A release on Early Access wasn’t something we’d originally considered, but when we realized just how far away a full release was it didn’t take long to decide to go down that route. We released on Early Access in August 2014. It worked out well for the game—Early Access was a natural extension of the open alpha we were already running. The game’s community was already used to regularly-updated builds, giving feedback, and talking with us online. A good chunk of the game’s community made the jump from the free alpha to the paid beta.
Mini Metro earned enough from launch to keep Dinosaur Polo Club running to the end of the year. In the following months it tailed off but was still earning above our expectations. The early release allowed Peter to remain working full-time, and Robert to eventually quit his day job and join full-time as well. Without it we doubt the game would have been finished.
3) Relatable concept
We've spent a lot of time over the past couple of years trying to figure out exactly what it is about Mini Metro that resonates with its players and enabled it to be a success. One thing we come back to is the relatableness of the concept; if someone has had experience with a public transit map, then they'll likely understand what Mini Metro is from a screenshot. The game sells its concept well.
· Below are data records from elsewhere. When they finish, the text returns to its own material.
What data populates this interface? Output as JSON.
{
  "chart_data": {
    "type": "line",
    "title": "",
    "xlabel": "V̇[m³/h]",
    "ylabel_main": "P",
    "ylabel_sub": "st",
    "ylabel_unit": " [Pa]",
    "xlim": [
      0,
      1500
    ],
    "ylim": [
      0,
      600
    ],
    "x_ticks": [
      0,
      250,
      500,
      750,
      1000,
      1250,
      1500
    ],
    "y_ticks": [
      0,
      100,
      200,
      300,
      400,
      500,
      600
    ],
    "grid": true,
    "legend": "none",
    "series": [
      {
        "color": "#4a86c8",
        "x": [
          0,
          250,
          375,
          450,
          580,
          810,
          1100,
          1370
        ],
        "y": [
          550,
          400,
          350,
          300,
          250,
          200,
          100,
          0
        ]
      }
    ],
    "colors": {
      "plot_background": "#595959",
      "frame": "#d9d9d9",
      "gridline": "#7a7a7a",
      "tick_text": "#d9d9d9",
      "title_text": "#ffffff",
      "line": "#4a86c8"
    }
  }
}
"Inadvertently we made a game that communicates the idea of itself very well. It sells itself not just to the traditional demographics, but because it relates to an everyday concept, 'normal' people get sold on it too. "
We’re not sure if we're over thinking this, but the Dinosaur Polo Club theory holds that for a game to sell itself to a potential player, it needs to quickly communicate exactly what it is. If you're selling to self-identified gamers, it’s easy to communicate a game by relating it to a genre or another game. For example, the vast majority of people on Steam will know what you're talking about if you describe a game as a MOBA, or a first-person shooter, or the love-child of Theme Park, Euro Truck Simulator, and Spelunky (actually, that one might take some explanation). If a game is sufficiently differentiated from other games that it can't be explained quickly and succinctly, it runs the risk of being passed over by people who would have otherwise enjoyed it, if only they had understood the concept. We think Mini Metro managed to do an end-run around this by tying itself to a relatable real-world concept, instead of an abstract game genre.
Inadvertently we made a game that communicates the idea of itself very well. It sells itself not just to the traditional demographics, but because it relates to an everyday concept, “normal” people get sold on it too. People see the marketing for the game—a screenshot, the name, maybe the blurb—and get an accurate idea of what Mini Metro is. This either interests them and they want to know more, or turns them right off and they keep walking.
And we’ve found this is great! Not only does it make our job of communicating what Mini Metro is so much easier, because it communicates so clearly we don’t attract the wrong people and waste their time. At expos the Mini Metro booth mainly attracts people that end up enjoying the game, and likewise the Steam page only seems to pull in people that enjoy it. This has left us with a low return rate, a very high review user rating, and few complaints to answer.
4) The Team
There are two huge skill gaps in Dinosaur Polo Club; audio and art. We never expected to get away without help on Mini Metro’s audio. We didn’t want to phone it in.